Felice is Jewish and a lesbian, in Berlin in 1943–which means she is walking around with a suspended sentence of death. She takes incredible chances. She works for an underground resistance group, and her daytime job is as the assistant to the editor of a Nazi newspaper (“What would I do without you?” he asks). Her strategy is to hide in plain view; her boldness is a weapon. Then she falls in love with Lilly.
Lilly (Juliane Kohler) is the mother of four. Her husband is away at the front. The first time we see her, she is at a Beethoven concert with a German officer–not her husband. She cheats. He cheats, even with their nanny. It is wartime. One night at a club, Lilly is swept up by Felice (Maria Schrader) and her friends; she’s too naive at first to know they are lesbians, and doesn’t figure out Felice is Jewish until she is finally told. Why would you suspect that of an employee of the Nazis? “Aimee & Jaguar” (Lilly and Felice’s pet names for each other) is based on a true story. Lilly Wust is alive today, at 85, and is the subject of a book that inspired the film. Felice almost certainly died in the concentration camps; her death was hastened because Lilly heedlessly tried to visit her there, calling the wrong kind of attention. War is a time for desperate and risky love affairs, but theirs was so dangerous it was like an act of defiance against the laws, the state, the world, all set against them.

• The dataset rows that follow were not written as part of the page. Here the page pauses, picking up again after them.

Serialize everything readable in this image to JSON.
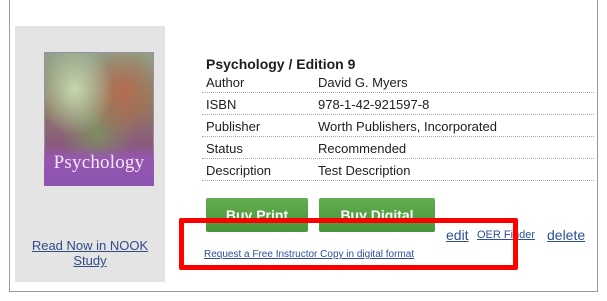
{
  "book": {
    "cover_title": "Psychology",
    "title": "Psychology / Edition 9",
    "details": [
      {
        "label": "Author",
        "value": "David G. Myers"
      },
      {
        "label": "ISBN",
        "value": "978-1-42-921597-8"
      },
      {
        "label": "Publisher",
        "value": "Worth Publishers, Incorporated"
      },
      {
        "label": "Status",
        "value": "Recommended"
      },
      {
        "label": "Description",
        "value": "Test Description"
      }
    ]
  },
  "actions": {
    "buy_print": "Buy Print",
    "buy_digital": "Buy Digital",
    "edit": "edit",
    "oer_finder": "OER Finder",
    "delete": "delete",
    "request_copy": "Request a Free Instructor Copy in digital format"
  },
  "left_panel": {
    "nook_link": "Read Now in NOOK Study"
  },
  "colors": {
    "button_green": "#4f9f42",
    "link_blue": "#2c4f9a",
    "highlight_red": "#ff0000"
  }
}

It is pretty clear that Germany is losing the war, that the end is not far away; the bombs rain on Berlin, and through her underground sources, Felice knows even better than her editor of the German defeats. The movie suggests that a few Jews who did escape identification were able to survive in a sort of shadowland. Early in the film, a German woman in a restroom sells food stamps to women she knows (or assumes) are Jewish, and later other Germans know Felice’s secret but do not reveal it. They support a genocidal state, but are unwilling to take personal action. There is even a subtle and delicately written scene suggesting that the editor of the Nazi paper realizes Felice is not what she seems, and chooses not to know.
For Lilly, love with Felice is a revelation. At first she doesn’t even realize her new friend is a lesbian, and when Felice kisses her, she reacts with horror. On reflection, she is not so horrified at all, and soon they are lovers. There is a sex scene in the movie, not graphic in its visual details but startling in its intensity, that is one of the most truthful I have seen. Most lovers in the movies are too in command; the actors fear the embarrassment of lost control. A person having an orgasm can look funny, even ridiculous, to an outsider, which is why you won’t find many movie stars who really want to fake it all that well. When Lilly and Felice make love, there is a trembling, a fear, a loss of control, that colors all the scenes that follow.

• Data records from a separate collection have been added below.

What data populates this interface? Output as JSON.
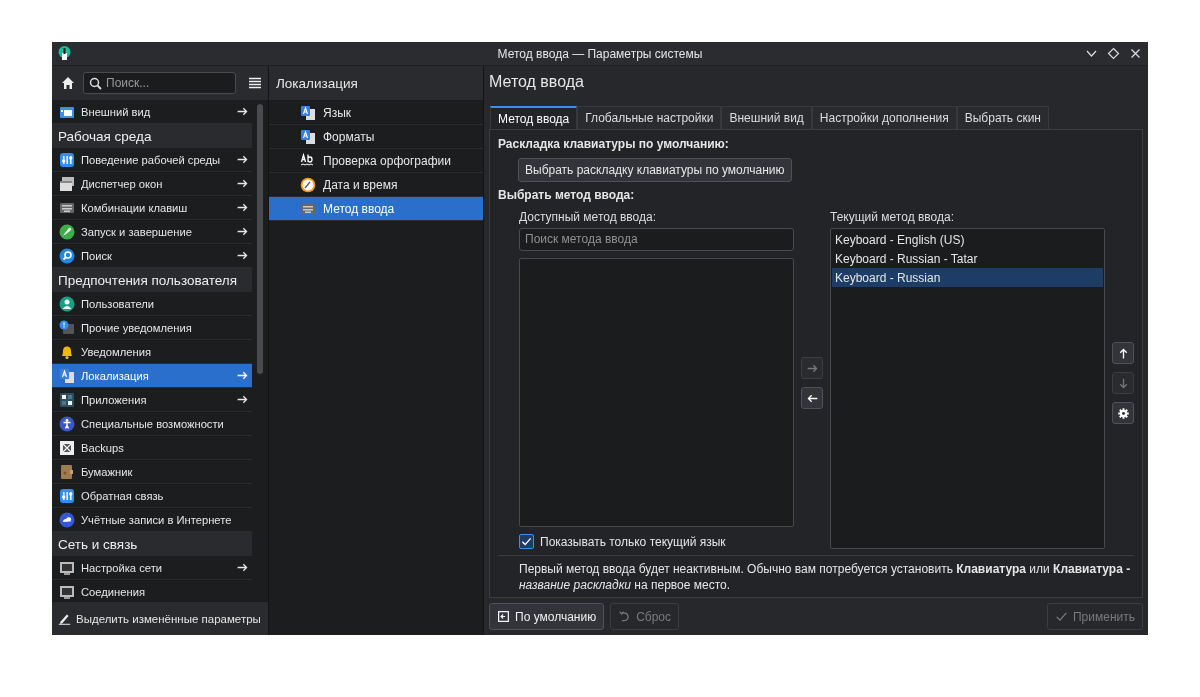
{
  "window": {
    "title": "Метод ввода — Параметры системы"
  },
  "sidebar": {
    "search": {
      "placeholder": "Поиск..."
    },
    "items": [
      {
        "kind": "item",
        "label": "Внешний вид",
        "has_children": true,
        "selected": false
      },
      {
        "kind": "section",
        "label": "Рабочая среда"
      },
      {
        "kind": "item",
        "label": "Поведение рабочей среды",
        "has_children": true,
        "selected": false
      },
      {
        "kind": "item",
        "label": "Диспетчер окон",
        "has_children": true,
        "selected": false
      },
      {
        "kind": "item",
        "label": "Комбинации клавиш",
        "has_children": true,
        "selected": false
      },
      {
        "kind": "item",
        "label": "Запуск и завершение",
        "has_children": true,
        "selected": false
      },
      {
        "kind": "item",
        "label": "Поиск",
        "has_children": true,
        "selected": false
      },
      {
        "kind": "section",
        "label": "Предпочтения пользователя"
      },
      {
        "kind": "item",
        "label": "Пользователи",
        "has_children": false,
        "selected": false
      },
      {
        "kind": "item",
        "label": "Прочие уведомления",
        "has_children": false,
        "selected": false
      },
      {
        "kind": "item",
        "label": "Уведомления",
        "has_children": false,
        "selected": false
      },
      {
        "kind": "item",
        "label": "Локализация",
        "has_children": true,
        "selected": true
      },
      {
        "kind": "item",
        "label": "Приложения",
        "has_children": true,
        "selected": false
      },
      {
        "kind": "item",
        "label": "Специальные возможности",
        "has_children": false,
        "selected": false
      },
      {
        "kind": "item",
        "label": "Backups",
        "has_children": false,
        "selected": false
      },
      {
        "kind": "item",
        "label": "Бумажник",
        "has_children": false,
        "selected": false
      },
      {
        "kind": "item",
        "label": "Обратная связь",
        "has_children": false,
        "selected": false
      },
      {
        "kind": "item",
        "label": "Учётные записи в Интернете",
        "has_children": false,
        "selected": false
      },
      {
        "kind": "section",
        "label": "Сеть и связь"
      },
      {
        "kind": "item",
        "label": "Настройка сети",
        "has_children": true,
        "selected": false
      },
      {
        "kind": "item",
        "label": "Соединения",
        "has_children": false,
        "selected": false
      }
    ],
    "footer_button": "Выделить изменённые параметры"
  },
  "subcategory": {
    "title": "Локализация",
    "items": [
      {
        "label": "Язык",
        "selected": false
      },
      {
        "label": "Форматы",
        "selected": false
      },
      {
        "label": "Проверка орфографии",
        "selected": false
      },
      {
        "label": "Дата и время",
        "selected": false
      },
      {
        "label": "Метод ввода",
        "selected": true
      }
    ]
  },
  "page": {
    "title": "Метод ввода",
    "tabs": [
      {
        "label": "Метод ввода",
        "selected": true
      },
      {
        "label": "Глобальные настройки",
        "selected": false
      },
      {
        "label": "Внешний вид",
        "selected": false
      },
      {
        "label": "Настройки дополнения",
        "selected": false
      },
      {
        "label": "Выбрать скин",
        "selected": false
      }
    ],
    "keyboard_heading": "Раскладка клавиатуры по умолчанию:",
    "keyboard_button": "Выбрать раскладку клавиатуры по умолчанию",
    "input_heading": "Выбрать метод ввода:",
    "available": {
      "label": "Доступный метод ввода:",
      "placeholder": "Поиск метода ввода"
    },
    "current": {
      "label": "Текущий метод ввода:",
      "items": [
        {
          "label": "Keyboard - English (US)",
          "selected": false
        },
        {
          "label": "Keyboard - Russian - Tatar",
          "selected": false
        },
        {
          "label": "Keyboard - Russian",
          "selected": true
        }
      ]
    },
    "transfer_buttons": [
      {
        "kind": "add",
        "disabled": true
      },
      {
        "kind": "remove",
        "disabled": false
      }
    ],
    "order_buttons": [
      {
        "kind": "up",
        "disabled": false
      },
      {
        "kind": "down",
        "disabled": true
      },
      {
        "kind": "configure",
        "disabled": false
      }
    ],
    "only_current_language": {
      "label": "Показывать только текущий язык",
      "checked": true
    },
    "note": "Первый метод ввода будет неактивным. Обычно вам потребуется установить **Клавиатура** или **Клавиатура -** *название раскладки* на первое место.",
    "footer_buttons": [
      {
        "kind": "defaults",
        "label": "По умолчанию",
        "disabled": false
      },
      {
        "kind": "reset",
        "label": "Сброс",
        "disabled": true
      },
      {
        "kind": "apply",
        "label": "Применить",
        "disabled": true
      }
    ]
  }
}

Maria Schrader plays Felice with a kind of doomed and reckless bravery. She must know her days are numbered. She cannot get away with her deception forever, and when she is caught, she will not be just any Jew, but one who penetrated to the center of the Nazi establishment–who partied with those who had condemned her to death. She is initially attracted to Lilly as sort of a lark; it might be fun to take this officer’s wife, this mother of four little Aryans and conquer her. Then they are both surprised by love.
There is a moment in the film when it appears that the nightmare is ending. A report spreads of Hitler’s death, after the failed assassination plot by some of his officers. No one knows quite how to respond; Felice is too cautious to reveal her feelings, but among Berliners in general there is the unstated feeling that the war was lost anyway, and might as well end. Then Hitler goes on the radio to declare himself untouched, and for Felice, his voice is a death sentence: she will not get another pass, she senses. “I’m Jewish, Lilly,” she tells her lover. Lilly looks at her in surprise, and then asks, “How can you love me?” It is the crucial moment of the movie.

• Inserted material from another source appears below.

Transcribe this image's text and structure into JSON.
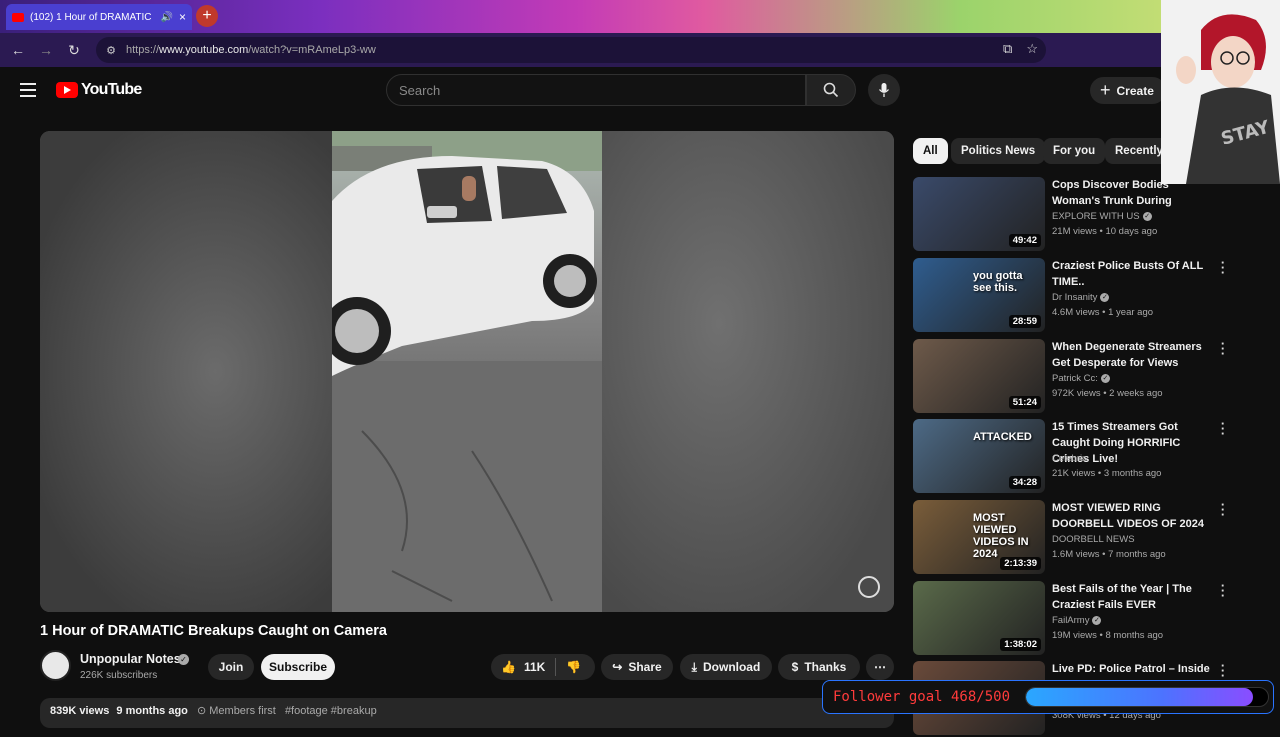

“Aimee & Jaguar” has some holes in its storytelling that raise questions. How can Lilly’s husband return from the fighting seemingly at will? Was Felice hired by the newspaper without any personal documentation? These questions do not matter. What matters is that at a turning point in her life, Felice is given a chance to escape Germany, and stays. Maybe she didn’t have a choice. This is the kind of story that has to be true; as fiction, it would not be believable.